Why do planets orbit the way they do? I don’t know, because my interest in astronomy doesn’t extend that far, but the way they do it is in elliptical orbits as discovered by Johannes Kepler in 1605. He, evidently, had an excellent grasp on this question and looking into Kepler might give you some insight as to the answer you seek.

Esoterica: My interest in Kepler was serendipitous. In the mid eighties, I was bicycling on a dirt road through some apple orchards on a small island (Ven) in the sound between Denmark and Sweden and came across some interesting stone ruins. In the village it was explained to me that these ruins were what was left of Tycho Brahe’s personal observatory.
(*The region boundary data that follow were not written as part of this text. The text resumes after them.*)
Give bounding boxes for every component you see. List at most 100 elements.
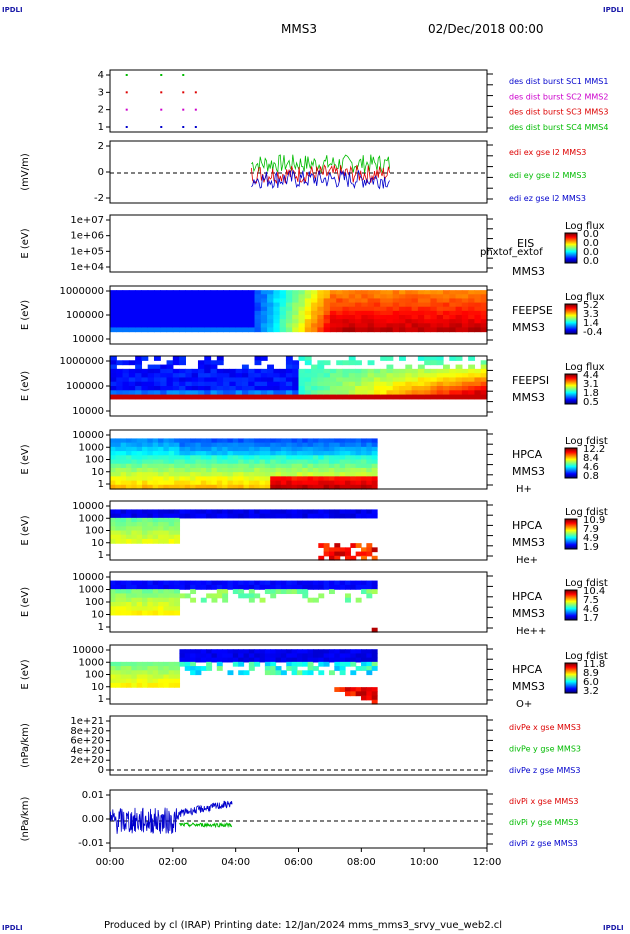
feepse-panel-cell: [449, 302, 457, 308]
feepsi-panel-cell: [216, 386, 224, 391]
hpca-h-panel-cell: [120, 459, 127, 465]
hpca-he-panel-cell: [158, 522, 165, 527]
feepse-panel-cell: [210, 298, 218, 304]
hpca-he-panel-cbar-cell: [565, 535, 577, 537]
hpca-o-panel-cell: [264, 653, 271, 659]
feepse-panel-cell: [285, 298, 293, 304]
feepsi-panel-cbar-cell: [565, 382, 577, 384]
feepsi-panel-cell: [461, 386, 469, 391]
hpca-h-panel-spacecraft-label: MMS3: [512, 465, 545, 478]
feepse-panel-cell: [260, 290, 268, 295]
hpca-h-panel-cbar-cell: [565, 457, 577, 459]
feepsi-panel-cell: [197, 360, 205, 366]
hpca-h-panel-cell: [184, 467, 191, 473]
hpca-o-panel-cell: [147, 666, 154, 671]
hpca-h-panel-cell: [227, 459, 234, 465]
hpca-h-panel-cell: [328, 472, 335, 477]
hpca-hepp-panel-cell: [200, 580, 207, 586]
feepse-panel-cell: [273, 290, 281, 295]
hpca-hepp-panel-cell: [168, 593, 175, 599]
hpca-o-panel-cell: [254, 653, 261, 659]
hpca-hepp-panel-cell: [163, 580, 170, 586]
hpca-h-panel-cell: [355, 484, 362, 490]
feepse-panel-cell: [311, 290, 318, 295]
hpca-he-panel-instrument-label: HPCA: [512, 519, 543, 532]
hpca-o-panel-cbar-cell: [565, 668, 577, 670]
hpca-h-panel-cbar-cell: [565, 466, 577, 468]
hpca-he-panel-cell: [371, 509, 378, 515]
hpca-o-panel-cell: [152, 666, 159, 671]
hpca-o-panel-cell: [248, 666, 255, 671]
hpca-h-panel-cell: [126, 484, 132, 490]
feepsi-panel-cell: [323, 368, 331, 374]
hpca-h-panel-cell: [302, 455, 309, 461]
hpca-o-panel-cell: [264, 649, 271, 655]
feepse-panel-cell: [141, 298, 149, 304]
hpca-h-panel-cell: [264, 446, 271, 452]
feepsi-panel-cell: [160, 364, 168, 370]
feepse-panel-cell: [135, 319, 143, 324]
hpca-he-panel-cell: [136, 534, 143, 540]
feepsi-panel-cell: [405, 390, 413, 396]
hpca-h-panel-cell: [158, 463, 165, 469]
feepse-panel-cell: [304, 327, 312, 333]
feepse-panel-cell: [292, 306, 300, 312]
hpca-h-panel-cell: [307, 451, 314, 456]
hpca-h-panel-cell: [163, 442, 170, 448]
hpca-o-panel-spacecraft-label: MMS3: [512, 680, 545, 693]
feepse-panel-cell: [273, 294, 281, 300]
feepse-panel-cell: [461, 315, 469, 320]
feepse-panel-cbar-cell: [565, 330, 577, 332]
feepse-panel-cell: [304, 298, 312, 304]
feepse-panel-cell: [122, 290, 130, 295]
feepsi-panel-cell: [348, 394, 356, 400]
feepse-panel-cell: [392, 302, 400, 308]
feepsi-panel-cell: [191, 394, 199, 400]
hpca-o-panel-cell: [206, 649, 213, 655]
hpca-h-panel-cell: [339, 442, 346, 448]
feepsi-panel-cell: [317, 386, 325, 391]
hpca-h-panel-cell: [254, 484, 261, 490]
hpca-h-panel-cell: [270, 455, 277, 461]
hpca-o-panel-cell: [307, 657, 314, 663]
feepsi-panel-cell: [461, 368, 469, 374]
feepsi-panel-cell: [361, 394, 369, 400]
hpca-h-panel-ytick-label: 10: [91, 467, 104, 478]
feepsi-panel-cell: [191, 377, 199, 383]
feepse-panel-cell: [110, 306, 117, 312]
hpca-h-panel-cell: [190, 463, 197, 469]
hpca-h-panel-cell: [110, 484, 116, 490]
edi-panel-ytick-label: 2: [98, 141, 104, 152]
hpca-o-panel-cell: [371, 653, 378, 659]
hpca-h-panel-cell: [366, 446, 373, 452]
hpca-h-panel-cell: [307, 459, 314, 465]
feepse-panel-cbar-cell: [565, 304, 577, 306]
hpca-h-panel-cell: [323, 442, 330, 448]
hpca-he-panel-cell: [158, 517, 165, 523]
eis-panel-cbar-cell: [565, 250, 577, 252]
feepse-panel-cell: [405, 323, 413, 329]
eis-panel-cbar-cell: [565, 238, 577, 240]
corner-label-bottom-left: IPDLI: [2, 924, 23, 932]
hpca-he-panel-cell: [318, 509, 325, 515]
feepse-panel-cell: [336, 319, 344, 324]
hpca-h-panel-cell: [280, 480, 287, 486]
hpca-o-panel-cell: [318, 661, 325, 667]
hpca-o-panel-cell: [350, 661, 357, 667]
hpca-o-panel-cell: [328, 657, 335, 663]
feepse-panel-cell: [235, 306, 243, 312]
feepsi-panel-cell: [355, 368, 362, 374]
hpca-he-panel-cbar-cell: [565, 524, 577, 526]
feepse-panel-cell: [405, 294, 413, 300]
edi-panel-legend-entry: edi ex gse l2 MMS3: [509, 148, 586, 157]
feepse-panel-cell: [355, 319, 362, 324]
feepse-panel-cell: [461, 310, 469, 316]
feepse-panel-cell: [323, 302, 331, 308]
feepsi-panel-cell: [141, 368, 149, 374]
feepse-panel-cell: [254, 294, 262, 300]
hpca-he-panel-cell: [126, 534, 132, 540]
edi-series-line: [251, 154, 390, 174]
feepsi-panel-cbar-cell: [565, 388, 577, 390]
hpca-h-panel-cell: [179, 442, 186, 448]
feepsi-panel-cell: [179, 394, 186, 400]
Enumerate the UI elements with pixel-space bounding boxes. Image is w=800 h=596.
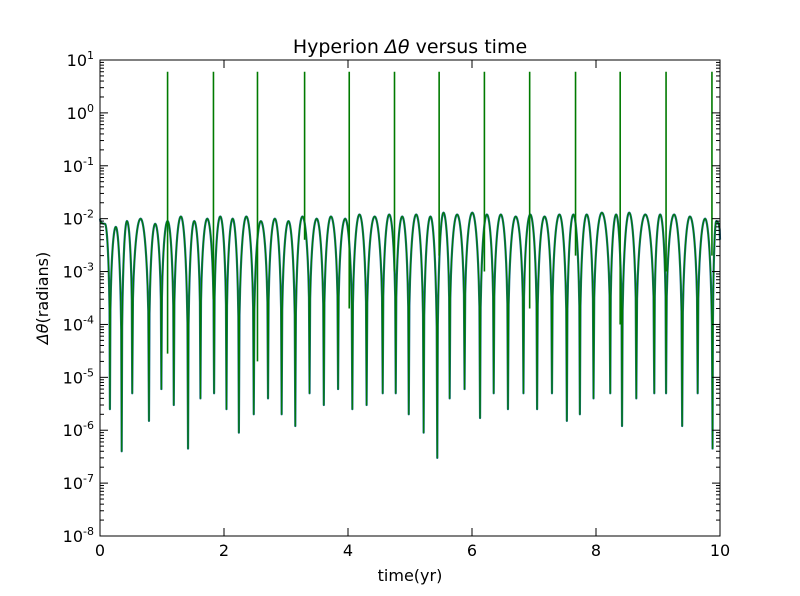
title-post: versus time <box>410 36 528 58</box>
x-axis-title: time(yr) <box>378 566 443 585</box>
y-axis-title: Δθ(radians) <box>33 252 52 346</box>
y-tick-label: 10-3 <box>63 261 94 282</box>
y-tick-label: 10-5 <box>63 366 94 387</box>
x-tick-label: 4 <box>343 541 353 560</box>
x-tick-label: 0 <box>95 541 105 560</box>
y-axis-title-rest: (radians) <box>33 252 52 324</box>
y-tick-label: 10-6 <box>63 419 94 440</box>
x-tick-label: 6 <box>467 541 477 560</box>
series-line-2 <box>99 212 721 459</box>
plot-frame <box>99 59 721 537</box>
y-tick-label: 101 <box>67 49 94 70</box>
y-tick-label: 100 <box>67 102 94 123</box>
y-tick-label: 10-2 <box>63 208 94 229</box>
title-pre: Hyperion <box>293 36 385 58</box>
y-axis-title-symbol: Δθ <box>33 323 52 346</box>
y-tick-label: 10-8 <box>63 525 94 546</box>
title-symbol: Δθ <box>383 36 410 58</box>
x-tick-label: 2 <box>219 541 229 560</box>
y-tick-label: 10-4 <box>63 313 94 334</box>
y-tick-label: 10-7 <box>63 472 94 493</box>
series-layer <box>98 71 722 459</box>
chart-title: Hyperion Δθ versus time <box>293 36 527 58</box>
y-tick-label: 10-1 <box>63 155 94 176</box>
x-tick-label: 10 <box>710 541 730 560</box>
tick-layer: 0 2 4 6 8 10 10-8 10-7 10-6 10-5 10-4 10-3 10-2 10-1 1… <box>63 49 731 560</box>
x-tick-label: 8 <box>591 541 601 560</box>
series-line-1 <box>98 211 722 459</box>
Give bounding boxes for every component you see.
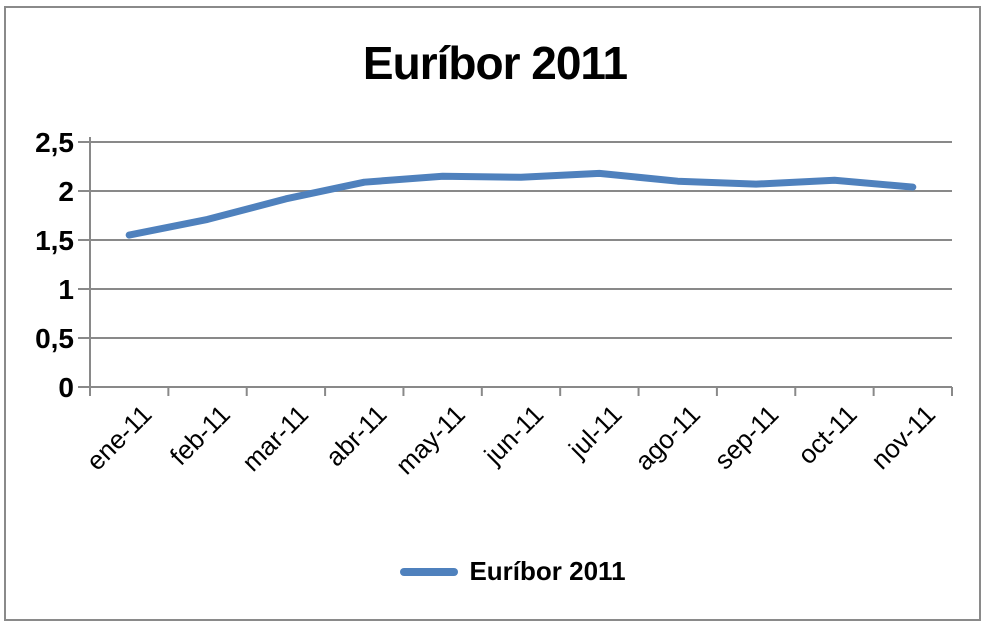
x-axis-category-label: abr-11 <box>320 399 393 472</box>
legend-line-swatch <box>400 567 459 576</box>
y-axis-tick-label: 2 <box>58 176 74 207</box>
x-axis-category-label: may-11 <box>390 399 471 480</box>
y-axis-tick-label: 1 <box>58 274 74 305</box>
x-axis-category-label: ago-11 <box>629 399 706 476</box>
x-axis-category-label: feb-11 <box>164 399 236 471</box>
y-axis-tick-label: 1,5 <box>35 225 74 256</box>
x-axis-category-label: jul-11 <box>562 399 628 465</box>
chart-title: Euríbor 2011 <box>362 37 628 89</box>
y-axis-tick-label: 0,5 <box>35 323 74 354</box>
legend[interactable]: Euríbor 2011 <box>18 556 990 587</box>
legend-label: Euríbor 2011 <box>469 556 626 586</box>
x-axis-category-label: mar-11 <box>236 399 314 477</box>
y-axis-tick-label: 0 <box>58 372 74 403</box>
x-axis-category-label: nov-11 <box>865 399 941 475</box>
x-axis-category-label: ene-11 <box>80 399 157 476</box>
y-axis-tick-label: 2,5 <box>35 127 74 158</box>
series-line[interactable] <box>125 169 917 239</box>
x-axis-category-label: oct-11 <box>792 399 863 470</box>
x-axis-category-label: sep-11 <box>708 399 784 475</box>
x-axis-category-label: jun-11 <box>478 399 550 471</box>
I had no idea who he was, but there was a little library that explained this famous Dane’s historical importance in the grand scheme of things. He evidently had a lot of correspondence with this Kepler fella down in Prague. Kepler was a Jesuit priest and an astronomer who discovered that the planets ran in elliptical orbits, versus round ones. This was considered a ground breaking discovery which later made him famous and put him in the encyclopedia. But the thing that jumped off the pages at me was a small mention that Kepler’s mother was her village’s herbal physician/midwife/healer who had run afoul of church authorities and was burned at the stake as a witch. The guy must’ve really loved his science to tolerate that and become a priest anyway—I suppose the church was the only institution in which he could pursue his love for mathematics and later fund his research, as they were in control of the universities. They also had the only libraries to speak of and becoming a Jesuit would allow him access to all that. But man, that must have been tough to swallow. So, I really don’t understand much about what the guy actually did, but I can tell you a little about his mom.

It’s funny—the stuff you can run into on a bicycle that you would blow right past in a car.